Engelbrech, Gerhard (Institut für Arbeitsmarkt- und Berufsforschung (IAB), Nürnberg [Institute for Employment Research, Nuremberg, Germany])
Abstract
"Mit der Wiedervereinigung und dem damit verbundenen Strukturwandel, der zugleich das bisherige Wertesystem beeinflußt, geraten erwerbstätige Frauen in den neuen Bundesländern in einen Doppelkonflikt: - zwischen tradierte individuelle und veränderte gesellschaftliche Erwartungen an die Erwerbstätigkeit von Frauen und - zwischen individuelle Ansprüche und deren faktische Realisierungsmöglichkeiten angesichts der gegenwärtigen Arbeitsmarktlage.
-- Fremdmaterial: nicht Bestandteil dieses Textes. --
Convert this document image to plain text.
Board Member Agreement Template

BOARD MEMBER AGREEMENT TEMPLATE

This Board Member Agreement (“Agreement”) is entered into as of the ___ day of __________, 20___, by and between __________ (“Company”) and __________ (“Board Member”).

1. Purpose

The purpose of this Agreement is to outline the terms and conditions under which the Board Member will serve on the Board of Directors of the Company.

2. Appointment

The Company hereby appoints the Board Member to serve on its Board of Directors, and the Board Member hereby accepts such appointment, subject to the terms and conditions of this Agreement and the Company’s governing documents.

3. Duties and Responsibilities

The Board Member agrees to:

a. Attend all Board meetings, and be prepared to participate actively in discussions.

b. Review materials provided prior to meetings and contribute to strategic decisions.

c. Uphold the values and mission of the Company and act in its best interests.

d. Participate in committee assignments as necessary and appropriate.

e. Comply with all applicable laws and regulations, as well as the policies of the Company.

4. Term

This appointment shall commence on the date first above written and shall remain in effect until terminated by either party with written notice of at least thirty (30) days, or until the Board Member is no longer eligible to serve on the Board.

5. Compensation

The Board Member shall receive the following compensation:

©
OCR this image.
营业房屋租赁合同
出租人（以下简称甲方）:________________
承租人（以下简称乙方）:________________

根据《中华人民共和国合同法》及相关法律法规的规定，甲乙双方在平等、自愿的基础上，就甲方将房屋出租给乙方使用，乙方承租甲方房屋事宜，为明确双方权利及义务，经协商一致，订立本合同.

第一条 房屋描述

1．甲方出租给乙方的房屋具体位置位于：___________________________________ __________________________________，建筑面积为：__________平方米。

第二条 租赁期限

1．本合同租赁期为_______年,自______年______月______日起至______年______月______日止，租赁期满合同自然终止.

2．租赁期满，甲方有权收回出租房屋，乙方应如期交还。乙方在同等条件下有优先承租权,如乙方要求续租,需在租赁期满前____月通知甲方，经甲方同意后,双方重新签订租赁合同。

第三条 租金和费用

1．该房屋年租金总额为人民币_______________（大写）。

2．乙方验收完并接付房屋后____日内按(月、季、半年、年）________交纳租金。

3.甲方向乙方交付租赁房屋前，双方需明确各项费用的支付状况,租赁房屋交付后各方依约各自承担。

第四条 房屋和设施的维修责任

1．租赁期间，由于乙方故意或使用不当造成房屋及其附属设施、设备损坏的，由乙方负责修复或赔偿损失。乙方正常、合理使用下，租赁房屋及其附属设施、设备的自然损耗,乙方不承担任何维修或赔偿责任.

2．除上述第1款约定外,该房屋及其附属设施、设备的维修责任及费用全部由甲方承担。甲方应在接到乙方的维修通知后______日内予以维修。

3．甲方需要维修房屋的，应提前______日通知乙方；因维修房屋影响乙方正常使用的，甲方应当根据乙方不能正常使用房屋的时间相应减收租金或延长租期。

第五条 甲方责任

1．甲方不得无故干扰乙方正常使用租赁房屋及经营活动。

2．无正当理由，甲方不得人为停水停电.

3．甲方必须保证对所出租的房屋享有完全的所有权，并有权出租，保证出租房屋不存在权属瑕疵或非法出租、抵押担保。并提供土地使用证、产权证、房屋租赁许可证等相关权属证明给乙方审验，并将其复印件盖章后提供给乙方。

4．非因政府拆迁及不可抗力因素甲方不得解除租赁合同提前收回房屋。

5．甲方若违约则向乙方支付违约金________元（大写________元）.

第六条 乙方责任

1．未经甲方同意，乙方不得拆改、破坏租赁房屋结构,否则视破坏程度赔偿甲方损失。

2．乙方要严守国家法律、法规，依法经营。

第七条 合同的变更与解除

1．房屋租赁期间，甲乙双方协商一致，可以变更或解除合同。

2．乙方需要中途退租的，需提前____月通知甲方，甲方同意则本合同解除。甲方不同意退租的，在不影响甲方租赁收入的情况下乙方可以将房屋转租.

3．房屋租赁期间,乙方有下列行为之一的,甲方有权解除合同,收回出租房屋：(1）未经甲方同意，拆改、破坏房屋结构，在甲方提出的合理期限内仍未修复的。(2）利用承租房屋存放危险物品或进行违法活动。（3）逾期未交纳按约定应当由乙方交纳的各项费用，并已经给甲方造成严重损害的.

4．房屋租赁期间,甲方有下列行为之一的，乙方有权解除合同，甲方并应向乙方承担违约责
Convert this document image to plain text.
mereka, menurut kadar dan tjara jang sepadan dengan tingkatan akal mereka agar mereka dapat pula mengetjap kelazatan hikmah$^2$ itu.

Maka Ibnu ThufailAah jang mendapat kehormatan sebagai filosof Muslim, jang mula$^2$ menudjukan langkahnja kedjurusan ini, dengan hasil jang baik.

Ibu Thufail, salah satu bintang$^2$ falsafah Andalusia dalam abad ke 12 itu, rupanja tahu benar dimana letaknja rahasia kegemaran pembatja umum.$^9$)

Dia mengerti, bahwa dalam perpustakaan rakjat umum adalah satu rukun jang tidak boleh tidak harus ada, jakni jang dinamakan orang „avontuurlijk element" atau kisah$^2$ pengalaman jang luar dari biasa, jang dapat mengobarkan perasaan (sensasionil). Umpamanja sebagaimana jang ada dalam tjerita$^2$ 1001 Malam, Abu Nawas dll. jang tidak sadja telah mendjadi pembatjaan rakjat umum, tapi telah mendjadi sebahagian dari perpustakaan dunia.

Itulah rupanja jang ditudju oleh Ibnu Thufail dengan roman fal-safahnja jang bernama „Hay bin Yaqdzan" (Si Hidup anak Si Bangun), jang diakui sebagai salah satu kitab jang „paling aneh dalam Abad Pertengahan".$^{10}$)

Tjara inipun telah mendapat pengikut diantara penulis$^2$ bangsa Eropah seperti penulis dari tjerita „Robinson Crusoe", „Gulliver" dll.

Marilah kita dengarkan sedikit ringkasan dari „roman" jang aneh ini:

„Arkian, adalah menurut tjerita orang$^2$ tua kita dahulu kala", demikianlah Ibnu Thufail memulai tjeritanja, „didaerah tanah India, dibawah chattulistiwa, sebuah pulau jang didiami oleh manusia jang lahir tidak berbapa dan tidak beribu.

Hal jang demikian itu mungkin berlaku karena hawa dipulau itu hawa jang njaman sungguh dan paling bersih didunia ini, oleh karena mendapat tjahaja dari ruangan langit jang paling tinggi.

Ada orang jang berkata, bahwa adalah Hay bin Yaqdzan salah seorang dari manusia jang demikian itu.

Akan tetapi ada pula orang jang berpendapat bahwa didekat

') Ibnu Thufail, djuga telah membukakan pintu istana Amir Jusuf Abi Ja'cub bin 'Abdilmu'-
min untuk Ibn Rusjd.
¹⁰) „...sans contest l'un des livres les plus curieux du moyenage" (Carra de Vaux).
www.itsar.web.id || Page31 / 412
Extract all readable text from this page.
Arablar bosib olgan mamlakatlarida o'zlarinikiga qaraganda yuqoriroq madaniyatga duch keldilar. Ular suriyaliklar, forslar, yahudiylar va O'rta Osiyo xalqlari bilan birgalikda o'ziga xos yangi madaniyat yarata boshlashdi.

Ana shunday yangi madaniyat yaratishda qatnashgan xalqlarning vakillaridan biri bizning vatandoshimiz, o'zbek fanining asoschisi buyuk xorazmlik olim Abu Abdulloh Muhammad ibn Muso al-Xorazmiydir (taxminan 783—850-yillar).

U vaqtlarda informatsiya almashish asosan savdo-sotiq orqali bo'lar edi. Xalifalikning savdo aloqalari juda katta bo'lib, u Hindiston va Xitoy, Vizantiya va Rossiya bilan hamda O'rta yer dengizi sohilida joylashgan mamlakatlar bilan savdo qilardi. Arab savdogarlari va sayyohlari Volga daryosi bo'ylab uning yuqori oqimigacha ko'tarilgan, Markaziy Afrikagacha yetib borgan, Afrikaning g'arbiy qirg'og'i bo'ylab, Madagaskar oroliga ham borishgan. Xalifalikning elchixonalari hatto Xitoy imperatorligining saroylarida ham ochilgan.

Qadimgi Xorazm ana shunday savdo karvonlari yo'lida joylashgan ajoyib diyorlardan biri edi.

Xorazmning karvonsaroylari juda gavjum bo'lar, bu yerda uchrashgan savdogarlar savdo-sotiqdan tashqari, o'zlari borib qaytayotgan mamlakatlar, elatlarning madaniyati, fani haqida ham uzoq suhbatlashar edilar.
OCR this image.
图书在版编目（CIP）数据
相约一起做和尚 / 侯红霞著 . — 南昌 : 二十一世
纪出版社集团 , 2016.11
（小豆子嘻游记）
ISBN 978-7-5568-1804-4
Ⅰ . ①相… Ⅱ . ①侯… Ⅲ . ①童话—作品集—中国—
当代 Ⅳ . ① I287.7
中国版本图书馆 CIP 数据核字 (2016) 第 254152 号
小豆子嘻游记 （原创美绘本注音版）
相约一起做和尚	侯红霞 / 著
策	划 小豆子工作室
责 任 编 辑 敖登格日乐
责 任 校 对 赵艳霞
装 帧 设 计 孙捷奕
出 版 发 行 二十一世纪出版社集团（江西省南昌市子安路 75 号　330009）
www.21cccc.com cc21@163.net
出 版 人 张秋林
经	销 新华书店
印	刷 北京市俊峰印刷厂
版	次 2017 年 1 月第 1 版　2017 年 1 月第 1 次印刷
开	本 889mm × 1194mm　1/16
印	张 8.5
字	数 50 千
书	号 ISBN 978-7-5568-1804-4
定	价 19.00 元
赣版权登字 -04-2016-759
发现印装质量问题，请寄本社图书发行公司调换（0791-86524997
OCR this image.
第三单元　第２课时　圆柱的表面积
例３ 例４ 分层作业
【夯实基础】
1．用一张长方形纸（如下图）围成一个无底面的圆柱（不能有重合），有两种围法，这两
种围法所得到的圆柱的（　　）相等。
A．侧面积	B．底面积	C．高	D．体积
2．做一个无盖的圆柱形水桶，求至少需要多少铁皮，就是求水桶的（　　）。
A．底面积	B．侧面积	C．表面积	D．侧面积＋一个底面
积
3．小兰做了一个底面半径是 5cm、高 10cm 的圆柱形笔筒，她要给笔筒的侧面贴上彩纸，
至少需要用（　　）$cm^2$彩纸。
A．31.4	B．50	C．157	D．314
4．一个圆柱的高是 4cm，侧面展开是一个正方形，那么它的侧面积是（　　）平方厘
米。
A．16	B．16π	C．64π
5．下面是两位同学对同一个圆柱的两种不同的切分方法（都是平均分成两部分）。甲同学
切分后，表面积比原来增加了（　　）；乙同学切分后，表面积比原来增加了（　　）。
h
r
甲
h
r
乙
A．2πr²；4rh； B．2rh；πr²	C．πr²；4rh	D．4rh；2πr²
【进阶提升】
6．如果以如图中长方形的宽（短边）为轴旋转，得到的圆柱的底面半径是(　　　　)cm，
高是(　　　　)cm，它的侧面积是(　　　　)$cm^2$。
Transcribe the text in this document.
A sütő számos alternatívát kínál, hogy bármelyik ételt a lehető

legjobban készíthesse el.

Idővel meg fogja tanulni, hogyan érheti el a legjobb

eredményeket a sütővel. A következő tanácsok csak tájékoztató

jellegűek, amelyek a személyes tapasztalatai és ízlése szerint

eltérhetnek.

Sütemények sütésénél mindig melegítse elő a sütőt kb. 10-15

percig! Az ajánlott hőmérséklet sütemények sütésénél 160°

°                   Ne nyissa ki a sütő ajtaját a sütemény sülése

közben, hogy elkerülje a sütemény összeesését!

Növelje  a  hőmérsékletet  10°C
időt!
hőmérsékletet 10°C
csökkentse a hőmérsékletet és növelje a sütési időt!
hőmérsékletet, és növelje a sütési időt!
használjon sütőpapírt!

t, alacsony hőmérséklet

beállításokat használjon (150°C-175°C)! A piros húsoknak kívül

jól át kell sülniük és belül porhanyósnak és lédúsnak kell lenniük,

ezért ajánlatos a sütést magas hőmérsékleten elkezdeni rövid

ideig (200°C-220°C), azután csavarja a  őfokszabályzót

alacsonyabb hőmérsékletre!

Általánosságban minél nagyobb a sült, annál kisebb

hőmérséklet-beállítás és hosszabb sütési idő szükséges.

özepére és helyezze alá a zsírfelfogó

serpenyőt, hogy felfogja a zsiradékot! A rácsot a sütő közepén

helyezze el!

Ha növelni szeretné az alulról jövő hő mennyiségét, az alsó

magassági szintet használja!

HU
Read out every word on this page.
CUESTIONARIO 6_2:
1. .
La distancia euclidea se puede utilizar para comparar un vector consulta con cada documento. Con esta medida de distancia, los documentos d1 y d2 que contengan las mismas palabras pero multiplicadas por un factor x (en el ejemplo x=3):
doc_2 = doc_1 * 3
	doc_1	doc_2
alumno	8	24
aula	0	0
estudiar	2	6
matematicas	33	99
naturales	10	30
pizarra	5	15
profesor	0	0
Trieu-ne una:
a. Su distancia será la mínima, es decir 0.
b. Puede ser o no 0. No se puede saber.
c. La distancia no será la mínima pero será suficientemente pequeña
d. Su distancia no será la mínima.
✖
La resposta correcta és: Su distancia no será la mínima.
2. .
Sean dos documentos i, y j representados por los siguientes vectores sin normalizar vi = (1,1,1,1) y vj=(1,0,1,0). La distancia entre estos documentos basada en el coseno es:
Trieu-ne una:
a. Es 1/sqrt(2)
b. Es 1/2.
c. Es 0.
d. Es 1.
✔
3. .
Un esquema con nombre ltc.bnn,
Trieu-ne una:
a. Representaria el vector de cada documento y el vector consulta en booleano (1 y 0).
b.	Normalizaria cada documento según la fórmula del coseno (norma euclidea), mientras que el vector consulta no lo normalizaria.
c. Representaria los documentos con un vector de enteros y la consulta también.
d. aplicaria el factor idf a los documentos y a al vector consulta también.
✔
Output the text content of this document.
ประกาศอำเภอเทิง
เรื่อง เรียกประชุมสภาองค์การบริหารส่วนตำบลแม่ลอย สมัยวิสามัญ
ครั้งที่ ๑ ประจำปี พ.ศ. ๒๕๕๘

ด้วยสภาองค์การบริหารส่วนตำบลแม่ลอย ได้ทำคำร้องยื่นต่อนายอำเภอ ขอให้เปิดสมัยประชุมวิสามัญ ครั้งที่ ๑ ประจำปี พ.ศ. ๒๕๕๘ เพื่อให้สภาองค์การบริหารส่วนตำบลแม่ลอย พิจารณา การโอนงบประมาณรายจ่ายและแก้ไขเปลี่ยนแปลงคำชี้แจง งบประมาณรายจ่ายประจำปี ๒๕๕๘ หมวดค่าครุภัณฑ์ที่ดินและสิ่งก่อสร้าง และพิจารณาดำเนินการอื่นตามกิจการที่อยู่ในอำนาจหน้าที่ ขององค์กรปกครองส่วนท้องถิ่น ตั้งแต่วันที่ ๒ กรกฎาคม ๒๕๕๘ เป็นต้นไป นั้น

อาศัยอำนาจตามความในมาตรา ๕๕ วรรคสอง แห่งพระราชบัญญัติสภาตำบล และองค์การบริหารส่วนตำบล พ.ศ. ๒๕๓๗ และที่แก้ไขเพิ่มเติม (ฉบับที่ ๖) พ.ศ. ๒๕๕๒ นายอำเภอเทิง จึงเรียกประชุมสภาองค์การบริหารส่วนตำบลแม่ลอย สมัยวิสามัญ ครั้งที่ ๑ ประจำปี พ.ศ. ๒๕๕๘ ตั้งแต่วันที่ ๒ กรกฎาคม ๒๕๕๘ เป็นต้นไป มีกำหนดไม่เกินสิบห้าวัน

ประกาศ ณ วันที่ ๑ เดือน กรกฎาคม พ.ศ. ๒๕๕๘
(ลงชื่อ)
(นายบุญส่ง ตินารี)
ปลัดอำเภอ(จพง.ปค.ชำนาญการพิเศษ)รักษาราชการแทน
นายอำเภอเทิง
Die derzeitige berufliche Situation von Frauen ist bestimmt durch einen Rückgang der Arbeitsplätze auf dem "ersten" Arbeitsmarkt, wie er in der Zahl von zumindest 1,5 Mio. verlorengegangenen Arbeitsplätzen und in der Kurzarbeit zum Ausdruck kommt. Die Verluste konnten zum Teil durch Arbeitsbeschaffungsmaßnahmen und Weiterbildungsangebote "abgefedert" werden. Für einen großen Teil der Frauen folgte daraus jedoch Abdrängung in Arbeitslosigkeit oder in die Stille Reserve. Auch das bisherige System kollektiver Kinderbetreuung ändert sich unter den neuen Bedingungen. Die Übernahme familialer Pflichten vornehmlich durch Frauen geht ebenfalls zu Lasten der Erwerbstätigkeit. Bei der Beurteilung zukünftiger Möglichkeiten von Frauen auf dem Arbeitsmarkt ist weiterhin zu berücksichtigen, daß trotz der Systemunterschiede zwischen der alten DDR und der alten Bundesrepublik über weite Bereiche hinweg die Berufsausbildung stark geschlechtsspezifisch segregiert war. Sowohl beim Wegfall von Ausbildungsplätzen wie auch bei der Neubesetzung von Arbeitsplätzen wirkt sich die - im Vergleich zu jüngeren Männern - stärkere Konzentration auf wenige Ausbildungsbereiche für die weiteren beruflichen Möglichkeiten junger Frauen negativ aus." (Autorenreferat)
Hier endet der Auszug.